Считается убийством | страница 31



В углу другого дивана сидела пожилая женщина с морщинистым лицом – очевидно, мать Хьюберта, Дафна, и одной рукой потирала лоб, а другой держалась за шею. Ее порыжевшее черное платье знавало лучшие времена. Дафна была удивительно похожа на своего брата Джеймса.

Последние два члена семьи, внучатые племянник с племянницей, сидели на стульях за спиной у Хьюберта Морриса. Им обоим на вид было лет сорок или чуть меньше. С племянницы, Синтии Делакорт, можно было бы рисовать Снежную королеву; блондинка в синем платье холодного оттенка, она, казалось, не замечала никого и ничего вокруг. Ее двоюродный брат, Стюарт Делакорт, тоже светловолосый, был ее полной противоположностью. Он разглядывал нас с Дизелем, блестя глазами и заинтересованно подавшись вперед, а в пальцах без остановки вертел какой-то небольшой предмет. Ростом он явно уступал Синтии: они сидели на одинаковых стульях, но она была выше.

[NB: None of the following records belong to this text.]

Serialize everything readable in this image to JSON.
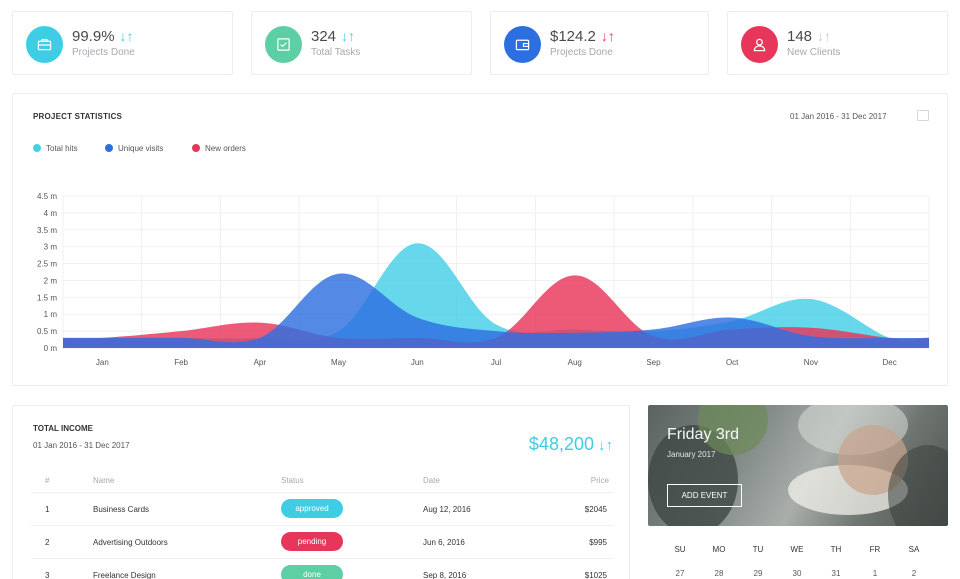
{
  "stats": [
    {
      "value": "99.9%",
      "label": "Projects Done",
      "arrow": "↓↑",
      "color": "#3fcde6",
      "icon": "briefcase-icon"
    },
    {
      "value": "324",
      "label": "Total Tasks",
      "arrow": "↓↑",
      "color": "#5ccfa4",
      "icon": "checklist-icon"
    },
    {
      "value": "$124.2",
      "label": "Projects Done",
      "arrow": "↓↑",
      "color": "#2d6fe0",
      "icon": "wallet-icon"
    },
    {
      "value": "148",
      "label": "New Clients",
      "arrow": "↓↑",
      "color": "#e8365a",
      "icon": "user-icon"
    }
  ],
  "project_stats": {
    "title": "PROJECT STATISTICS",
    "date_range": "01 Jan 2016 - 31 Dec 2017",
    "legend": [
      {
        "name": "Total hits",
        "color": "#45d0e8"
      },
      {
        "name": "Unique visits",
        "color": "#2e6fe0"
      },
      {
        "name": "New orders",
        "color": "#e8365a"
      }
    ]
  },
  "chart_data": {
    "type": "area",
    "categories": [
      "Jan",
      "Feb",
      "Apr",
      "May",
      "Jun",
      "Jul",
      "Aug",
      "Sep",
      "Oct",
      "Nov",
      "Dec"
    ],
    "y_ticks": [
      "0 m",
      "0.5 m",
      "1 m",
      "1.5 m",
      "2 m",
      "2.5 m",
      "3 m",
      "3.5 m",
      "4 m",
      "4.5 m"
    ],
    "ylim": [
      0,
      4.5
    ],
    "grid": true,
    "legend_position": "top-left",
    "series": [
      {
        "name": "Total hits",
        "color": "#45d0e8",
        "values": [
          0.3,
          0.3,
          0.3,
          0.5,
          3.1,
          0.7,
          0.55,
          0.5,
          0.8,
          1.45,
          0.3
        ]
      },
      {
        "name": "New orders",
        "color": "#e8365a",
        "values": [
          0.3,
          0.5,
          0.75,
          0.3,
          0.3,
          0.3,
          2.15,
          0.35,
          0.55,
          0.6,
          0.3
        ]
      },
      {
        "name": "Unique visits",
        "color": "#2e6fe0",
        "values": [
          0.3,
          0.3,
          0.3,
          2.2,
          0.9,
          0.5,
          0.45,
          0.55,
          0.9,
          0.35,
          0.3
        ]
      }
    ]
  },
  "income": {
    "title": "TOTAL INCOME",
    "date_range": "01 Jan 2016 - 31 Dec 2017",
    "total": "$48,200",
    "total_arrow": "↓↑",
    "headers": {
      "num": "#",
      "name": "Name",
      "status": "Status",
      "date": "Date",
      "price": "Price"
    },
    "rows": [
      {
        "num": "1",
        "name": "Business Cards",
        "status": "approved",
        "status_color": "#3fcde6",
        "date": "Aug 12, 2016",
        "price": "$2045"
      },
      {
        "num": "2",
        "name": "Advertising Outdoors",
        "status": "pending",
        "status_color": "#e8365a",
        "date": "Jun 6, 2016",
        "price": "$995"
      },
      {
        "num": "3",
        "name": "Freelance Design",
        "status": "done",
        "status_color": "#5ccfa4",
        "date": "Sep 8, 2016",
        "price": "$1025"
      }
    ]
  },
  "calendar": {
    "day": "Friday 3rd",
    "month": "January 2017",
    "add_event": "ADD EVENT",
    "weekdays": [
      "SU",
      "MO",
      "TU",
      "WE",
      "TH",
      "FR",
      "SA"
    ],
    "days": [
      "27",
      "28",
      "29",
      "30",
      "31",
      "1",
      "2"
    ]
  }
}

– Сегодня к нам на чай пожаловал гость. Даже два гостя, – с улыбкой сказал мистер Делакорт. – Это мистер Чарльз Гаррис. Он библиотекарь в Афинском колледже, а также работает в городской библиотеке и много раз мне там помогал.

– То-то я смотрю, знакомое лицо, – Стюарт Делакорт кивнул. – Наверное, я вас видел в кампусе. Я доцент на кафедре химического факультета.

Не успел я ответить, как Джеймс Делакорт продолжил:

– Это Стюарт, внук моего покойного брата Артура. Рядом с ним Синтия, внучка моего брата Томаса.

Синтия царственно склонила голову, но ее взгляд не выразил ни капли интереса ни ко мне, ни к Дизелю.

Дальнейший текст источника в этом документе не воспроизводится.